Further: “This is one of best platforms to develop strong networking during your course, and later after graduation this network brings immense support from other alumni. The Blue MBA will give me an excellent understanding of maritime and shipping economics, along with specialised shipping markets.
“One of the unique features of this prestigious Blue MBA programme is the Integrated Strategy Project, where each of us applies his or her learning to real-world problems in aspects of shipping and logistics.
“I will be able to leverage the practical knowledge gained from the programme to my workplace and evaluate various options so as to further plan my future career in the domain.”
Mr Rajeeva’s responsibilities at Unifeeder require a robust cross-functional knowledge of shipping, logistics and transport. “I want to see myself at management level in the next three years. Learning from this course will help equip me as a manager with all-round capabilities in managing real world shipping, supply chain, and logistics issues and keep me connected to customers.”
To date, he has stellar records in implementing service efficiencies, system enhancements, space utilisation, contingency management, managing pan-India logistics, transport, and distribution, including cold chain reefer transport for multinational corporation key accounts.
Before his current employ, he worked for Kesar Multimodal Logistics, Mumbai; Transworld Group Dubai; Distribution Logistics Infrastructure, Gurgaon, India; and Adani Logistics Ahmedabad, where he won the Star Employee Award three years in succession.
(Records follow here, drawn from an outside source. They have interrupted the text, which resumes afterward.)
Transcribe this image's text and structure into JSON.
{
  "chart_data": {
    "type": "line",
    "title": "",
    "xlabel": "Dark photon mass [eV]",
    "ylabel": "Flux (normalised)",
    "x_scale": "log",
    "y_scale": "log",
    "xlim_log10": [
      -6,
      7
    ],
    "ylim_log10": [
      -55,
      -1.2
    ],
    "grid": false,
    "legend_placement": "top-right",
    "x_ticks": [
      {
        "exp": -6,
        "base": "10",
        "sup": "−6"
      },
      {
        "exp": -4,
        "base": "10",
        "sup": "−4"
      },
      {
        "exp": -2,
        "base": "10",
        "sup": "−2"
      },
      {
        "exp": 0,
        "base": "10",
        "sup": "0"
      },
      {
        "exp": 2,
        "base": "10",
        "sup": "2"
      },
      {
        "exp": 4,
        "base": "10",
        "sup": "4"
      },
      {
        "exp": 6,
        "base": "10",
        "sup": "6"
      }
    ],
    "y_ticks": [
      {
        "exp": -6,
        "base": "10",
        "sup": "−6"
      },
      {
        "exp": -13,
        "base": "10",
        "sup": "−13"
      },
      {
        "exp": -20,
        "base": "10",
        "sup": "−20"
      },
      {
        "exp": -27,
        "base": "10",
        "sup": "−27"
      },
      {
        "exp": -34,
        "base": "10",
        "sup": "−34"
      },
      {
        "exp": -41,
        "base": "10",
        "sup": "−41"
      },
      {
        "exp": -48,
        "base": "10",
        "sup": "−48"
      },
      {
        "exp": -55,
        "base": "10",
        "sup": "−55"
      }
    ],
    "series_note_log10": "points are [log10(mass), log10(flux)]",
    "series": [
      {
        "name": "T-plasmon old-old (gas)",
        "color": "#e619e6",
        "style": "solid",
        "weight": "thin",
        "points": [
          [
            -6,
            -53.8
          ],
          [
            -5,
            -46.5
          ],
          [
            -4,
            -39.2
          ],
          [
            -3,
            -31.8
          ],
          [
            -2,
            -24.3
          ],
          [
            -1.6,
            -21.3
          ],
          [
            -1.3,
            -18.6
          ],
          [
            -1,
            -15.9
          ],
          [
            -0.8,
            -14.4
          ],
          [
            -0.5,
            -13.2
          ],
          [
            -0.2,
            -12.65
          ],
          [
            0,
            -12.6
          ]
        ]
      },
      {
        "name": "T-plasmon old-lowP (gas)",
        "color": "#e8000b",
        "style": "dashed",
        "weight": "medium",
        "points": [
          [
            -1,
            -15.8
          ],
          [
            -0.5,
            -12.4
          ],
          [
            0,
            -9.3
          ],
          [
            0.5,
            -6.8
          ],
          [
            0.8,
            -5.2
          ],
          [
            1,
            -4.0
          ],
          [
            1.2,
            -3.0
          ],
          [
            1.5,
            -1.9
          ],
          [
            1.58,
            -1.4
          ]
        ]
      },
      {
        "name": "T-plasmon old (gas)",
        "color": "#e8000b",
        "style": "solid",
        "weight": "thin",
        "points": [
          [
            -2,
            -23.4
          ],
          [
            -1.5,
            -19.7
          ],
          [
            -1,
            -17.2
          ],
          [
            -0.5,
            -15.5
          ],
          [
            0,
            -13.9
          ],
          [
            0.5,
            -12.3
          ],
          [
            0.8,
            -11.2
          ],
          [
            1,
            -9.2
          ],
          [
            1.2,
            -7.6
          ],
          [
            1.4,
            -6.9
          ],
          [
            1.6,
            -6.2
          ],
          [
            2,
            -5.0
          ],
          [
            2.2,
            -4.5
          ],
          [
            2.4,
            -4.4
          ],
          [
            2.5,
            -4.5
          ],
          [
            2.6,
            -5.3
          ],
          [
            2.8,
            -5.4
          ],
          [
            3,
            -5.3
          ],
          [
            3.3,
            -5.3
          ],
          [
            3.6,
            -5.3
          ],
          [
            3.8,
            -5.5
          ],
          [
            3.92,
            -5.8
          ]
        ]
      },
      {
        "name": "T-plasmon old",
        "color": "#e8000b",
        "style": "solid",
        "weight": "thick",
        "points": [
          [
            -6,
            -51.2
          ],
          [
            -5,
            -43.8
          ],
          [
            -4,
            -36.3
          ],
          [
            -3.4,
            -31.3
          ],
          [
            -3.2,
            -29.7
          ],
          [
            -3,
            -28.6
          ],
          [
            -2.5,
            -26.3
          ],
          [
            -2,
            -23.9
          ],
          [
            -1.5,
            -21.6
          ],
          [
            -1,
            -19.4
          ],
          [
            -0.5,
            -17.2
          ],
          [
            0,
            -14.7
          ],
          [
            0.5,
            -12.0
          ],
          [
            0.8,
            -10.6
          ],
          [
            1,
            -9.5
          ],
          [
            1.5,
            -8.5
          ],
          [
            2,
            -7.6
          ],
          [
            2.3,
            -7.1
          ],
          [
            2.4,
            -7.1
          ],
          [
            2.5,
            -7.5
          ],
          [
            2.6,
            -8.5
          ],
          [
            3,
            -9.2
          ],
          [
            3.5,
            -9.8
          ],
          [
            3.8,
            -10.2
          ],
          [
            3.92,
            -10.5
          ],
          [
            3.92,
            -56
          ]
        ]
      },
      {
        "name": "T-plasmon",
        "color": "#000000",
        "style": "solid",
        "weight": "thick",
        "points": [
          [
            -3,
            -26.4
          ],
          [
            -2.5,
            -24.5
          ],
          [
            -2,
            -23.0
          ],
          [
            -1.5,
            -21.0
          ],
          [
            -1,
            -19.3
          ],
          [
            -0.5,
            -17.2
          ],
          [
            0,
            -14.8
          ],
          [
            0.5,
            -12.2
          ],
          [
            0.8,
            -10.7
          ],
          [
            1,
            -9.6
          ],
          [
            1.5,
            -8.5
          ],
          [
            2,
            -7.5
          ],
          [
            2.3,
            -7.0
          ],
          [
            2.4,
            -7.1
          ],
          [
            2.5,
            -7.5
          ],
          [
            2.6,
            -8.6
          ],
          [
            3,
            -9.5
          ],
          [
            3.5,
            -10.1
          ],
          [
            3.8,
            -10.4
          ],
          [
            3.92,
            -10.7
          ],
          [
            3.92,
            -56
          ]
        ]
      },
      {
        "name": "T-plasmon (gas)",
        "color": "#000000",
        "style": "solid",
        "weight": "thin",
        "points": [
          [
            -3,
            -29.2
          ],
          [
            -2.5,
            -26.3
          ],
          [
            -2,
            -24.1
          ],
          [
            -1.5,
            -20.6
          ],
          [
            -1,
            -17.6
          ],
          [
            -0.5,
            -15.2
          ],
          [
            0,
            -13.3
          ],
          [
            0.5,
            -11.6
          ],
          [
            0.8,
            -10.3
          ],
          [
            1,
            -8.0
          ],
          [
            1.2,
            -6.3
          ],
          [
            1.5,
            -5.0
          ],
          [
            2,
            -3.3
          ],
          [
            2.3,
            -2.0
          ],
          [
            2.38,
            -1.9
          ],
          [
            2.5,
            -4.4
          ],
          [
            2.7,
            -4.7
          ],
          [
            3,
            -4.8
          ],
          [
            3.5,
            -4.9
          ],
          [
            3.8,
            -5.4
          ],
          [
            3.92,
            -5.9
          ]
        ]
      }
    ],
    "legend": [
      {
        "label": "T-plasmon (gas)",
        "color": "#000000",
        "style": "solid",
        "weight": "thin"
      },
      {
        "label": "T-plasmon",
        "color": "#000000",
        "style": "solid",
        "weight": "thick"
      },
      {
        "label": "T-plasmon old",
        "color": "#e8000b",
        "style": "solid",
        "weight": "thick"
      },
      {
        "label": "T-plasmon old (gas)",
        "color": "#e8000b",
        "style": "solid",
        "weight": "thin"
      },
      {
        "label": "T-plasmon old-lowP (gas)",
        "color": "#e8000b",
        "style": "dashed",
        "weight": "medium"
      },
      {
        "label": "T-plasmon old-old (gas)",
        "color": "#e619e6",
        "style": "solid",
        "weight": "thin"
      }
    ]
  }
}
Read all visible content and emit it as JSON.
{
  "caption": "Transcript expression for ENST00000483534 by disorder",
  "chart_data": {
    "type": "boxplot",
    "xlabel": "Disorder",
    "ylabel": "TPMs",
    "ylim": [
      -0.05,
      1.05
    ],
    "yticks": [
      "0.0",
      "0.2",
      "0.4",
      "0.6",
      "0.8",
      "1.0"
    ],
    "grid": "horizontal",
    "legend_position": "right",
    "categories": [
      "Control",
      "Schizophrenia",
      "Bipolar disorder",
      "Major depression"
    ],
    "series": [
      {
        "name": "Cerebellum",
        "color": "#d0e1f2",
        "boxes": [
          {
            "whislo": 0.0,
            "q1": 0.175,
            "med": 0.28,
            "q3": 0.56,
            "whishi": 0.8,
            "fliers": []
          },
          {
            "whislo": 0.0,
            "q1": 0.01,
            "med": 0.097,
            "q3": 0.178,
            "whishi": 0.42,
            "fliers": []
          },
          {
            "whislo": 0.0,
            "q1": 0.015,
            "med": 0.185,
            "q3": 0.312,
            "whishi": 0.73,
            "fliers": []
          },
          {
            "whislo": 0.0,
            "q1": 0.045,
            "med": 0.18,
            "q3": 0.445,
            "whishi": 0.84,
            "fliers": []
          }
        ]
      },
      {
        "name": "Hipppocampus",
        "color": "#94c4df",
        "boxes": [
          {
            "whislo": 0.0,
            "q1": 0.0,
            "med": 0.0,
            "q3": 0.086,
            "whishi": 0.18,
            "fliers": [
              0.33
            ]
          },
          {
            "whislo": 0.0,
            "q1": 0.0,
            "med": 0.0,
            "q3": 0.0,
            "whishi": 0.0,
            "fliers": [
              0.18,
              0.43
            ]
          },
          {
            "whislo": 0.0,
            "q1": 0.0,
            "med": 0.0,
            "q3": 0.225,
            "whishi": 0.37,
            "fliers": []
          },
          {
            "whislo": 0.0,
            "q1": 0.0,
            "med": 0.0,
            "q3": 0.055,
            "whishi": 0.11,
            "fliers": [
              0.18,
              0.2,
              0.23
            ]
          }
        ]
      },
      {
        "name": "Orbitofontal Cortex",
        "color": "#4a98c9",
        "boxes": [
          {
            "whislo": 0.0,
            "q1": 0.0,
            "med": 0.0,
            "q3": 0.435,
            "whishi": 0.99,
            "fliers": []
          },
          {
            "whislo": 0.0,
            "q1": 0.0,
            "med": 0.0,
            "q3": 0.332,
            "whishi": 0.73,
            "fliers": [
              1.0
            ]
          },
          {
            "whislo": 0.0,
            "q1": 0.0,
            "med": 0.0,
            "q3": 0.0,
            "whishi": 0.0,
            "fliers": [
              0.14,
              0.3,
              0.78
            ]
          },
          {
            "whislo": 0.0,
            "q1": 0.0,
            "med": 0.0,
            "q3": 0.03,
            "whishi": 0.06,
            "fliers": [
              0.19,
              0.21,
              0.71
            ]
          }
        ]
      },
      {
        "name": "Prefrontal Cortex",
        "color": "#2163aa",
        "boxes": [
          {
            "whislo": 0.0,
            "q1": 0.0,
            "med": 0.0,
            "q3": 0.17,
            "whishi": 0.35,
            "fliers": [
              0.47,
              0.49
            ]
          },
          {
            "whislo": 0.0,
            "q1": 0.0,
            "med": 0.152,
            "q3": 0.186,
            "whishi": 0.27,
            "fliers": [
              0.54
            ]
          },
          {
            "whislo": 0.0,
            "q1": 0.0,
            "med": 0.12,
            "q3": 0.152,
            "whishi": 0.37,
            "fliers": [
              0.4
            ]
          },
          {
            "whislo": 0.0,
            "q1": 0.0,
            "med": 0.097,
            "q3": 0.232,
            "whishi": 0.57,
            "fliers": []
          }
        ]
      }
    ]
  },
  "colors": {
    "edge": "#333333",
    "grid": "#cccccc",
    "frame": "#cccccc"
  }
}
He gained his degree of Advance Supply Chain Management from the Indian Institute of Management, Kolkata.
Mr Rajeeva has used the charming phrase about himself: “He keeps his inner child always alive!” How does this positive mantra help in tackling the ups and downs of business life?
“Adulthood is stressful, mundane, and tiring. Always make sure your inner child does not die for you to qualify as an adult. Business life is very dynamic; live for the moment because everything else is uncertain. So always be curious, seek to know more. Living in the moment keeps you aware of the world around you and empowers you to make conscious business decisions. Be honest, confessing how you feel, admitting your mistakes, appreciating other people’s gestures and being true to yourself – all very important in teamwork, just do it. Laugh, trust more and judge less, don’t worry. Give the best shot you can!”